Dessinateur et peintre
Ce binôme aussi est intéressant. D’une manière très schématique, on peut départager les illustrateurs     entre dessinateurs et peintres. Ces deux catégories font intervenir deux notions : la notion du dessin,     du trait, et celle la couleur, de la matière, d’une représentation non définie par un contour ou un trait.     Ces deux notions peuvent s’appliquer facilement à l’histoire de l’art, même si les différences ne sont       pas aussi tranchées, chaque artiste se situe plutôt dans une ou l’autre tendance.
Par exemple, on pourrait dire que Picasso se situe plutôt du côté de la forme et du dessin, alors que          Bonnard se situe plutôt du côté de la peinture. En analysant les carnets de croquis de Picasso, on se    rend compte qu’il travaille dans la combinatoire. Il prend une forme et la suit jusqu’au bout, il la tord      dans tous les sens jusqu’à l’épuiser. Puis il passe à autre chose. Il va ensuite combiner les éléments entre eux ; c’est en ce sens qu’il s’agit d’un travail près du trait. Il existe peu de paysages de Picasso, sauf dans sa période « jeune ». Les carnets de Bonnard sont des carnets de peintre ; on imagine déjà les touches de peinture, d’une façon très floue.
Matisse joue sur les deux aspects. Daumier est aussi très caractéristique. Ses dernières peintures préfigurent l’art moderne, par les contrastes et les formes simplifiées ; il joue sur les contrastes, élimine les passages intermédiaires, pour n’exprimer que la lumière et l’ombre. Goya fera la même chose dans sa dernière période.
Les mêmes nuances se retrouvent chez les illustrateurs : Tomi Ungerer, Quentin Blake vont aller jusqu’au bout du trait, et le trait lui-même va avoir une vie. Hokusai rêvait que tout trait ou point devienne vivant. La même silhouette dessinée par Hergé ou Tomi Ungerer serait différente. Daniel Maja se situe également « du côté du trait », attentif à montrer comment un trait se met à vibrer, cherchant toujours à le préserver par rapport à la couleur. Il est toujours difficile de faire la liaison entre les deux.

Le contour
Le contour emprisonne l’objet. Doit-on ou non le garder ? C’est le choix de chaque illustrateur. La plupart d’entre eux remplissent avec de la couleur, qui parfois déborde. Souvent les figures des personnages se définissent uniquement par les contrastes. Curieusement, les couleurs complémentaires, en se juxtaposant, deviennent pour l’œil une sorte de ligne, une séparation imaginaire qui n’existe pas dans la peinture elle-même, mais que l’œil reconstitue.
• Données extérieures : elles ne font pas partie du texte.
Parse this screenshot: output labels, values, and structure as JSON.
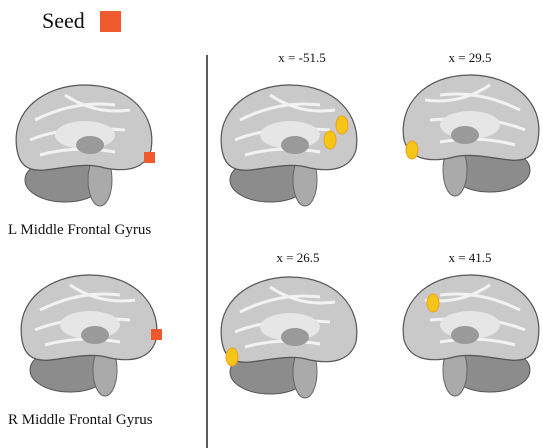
{
  "legend": {
    "label": "Seed",
    "color": "#ee5a2e"
  },
  "seeds": [
    {
      "label": "L Middle Frontal Gyrus"
    },
    {
      "label": "R Middle Frontal Gyrus"
    }
  ],
  "slices": [
    {
      "label": "x = -51.5"
    },
    {
      "label": "x = 29.5"
    },
    {
      "label": "x = 26.5"
    },
    {
      "label": "x = 41.5"
    }
  ]
}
La peinturefile://localhost/Users/danielmaja/Desktop/danielmaja1.jp

La peinture joue sur les gammes chromatiques et les notions de matière : épaisseur, transparence. Elle peut s’exprimer par des tonalités de camaïeux, des gammes chromatiques sur une tonalité (Jean Claverie par exemple, joue souvent dans des tonalités de bruns, dans des jeux d’aquarelle très subtils). Laurent Corvaisier, May Angeli, Grégoire Solotareff, au contraire, vont jouer sur des couleurs très vives. Nadja dans Chien bleu, par exemple, joue sur des couleurs vives, puissantes, dans une démonstration d’expressionisme, avec une violence des tons et une manière d’exprimer le mouvement à l’intérieur de la couleur elle-même.
Une évolution apparaît à l’heure actuelle chez les élèves, au niveau de la couleur : il y a quelques années, les couleurs dominantes étaient verdâtres, bruns, sombres. Le fait de travailler à l’ordinateur et de pouvoir faire des essais ôte la crainte d’abîmer son travail. Les essais permettent de trouver des gammes et des oppositions intéressantes et peu à peu les résultats sont devenus beaucoup plus lumineux.

Les techniques
Elles sont multiples :
– Les techniques réductibles au trait (plume, crayon, pastel…) laissent des traces sur le papier.
– Les techniques de la peinture, de l’aquarelle jusqu’à l’acrylique, en passant par la gouache.
– La gravure en relief : un certain nombre d’illustrateurs utilisent la gravure sur bois, sur lino, sur contreplaqué, sur plastique… (les éléments en relief sont imprimés).
– Les techniques en creux : gravure au burin, eau forte, aquateinte…
– Les techniques à plat (lithographie) qui consistent à utiliser la répulsion entre les corps gras et l’eau ne sont plus beaucoup utilisées.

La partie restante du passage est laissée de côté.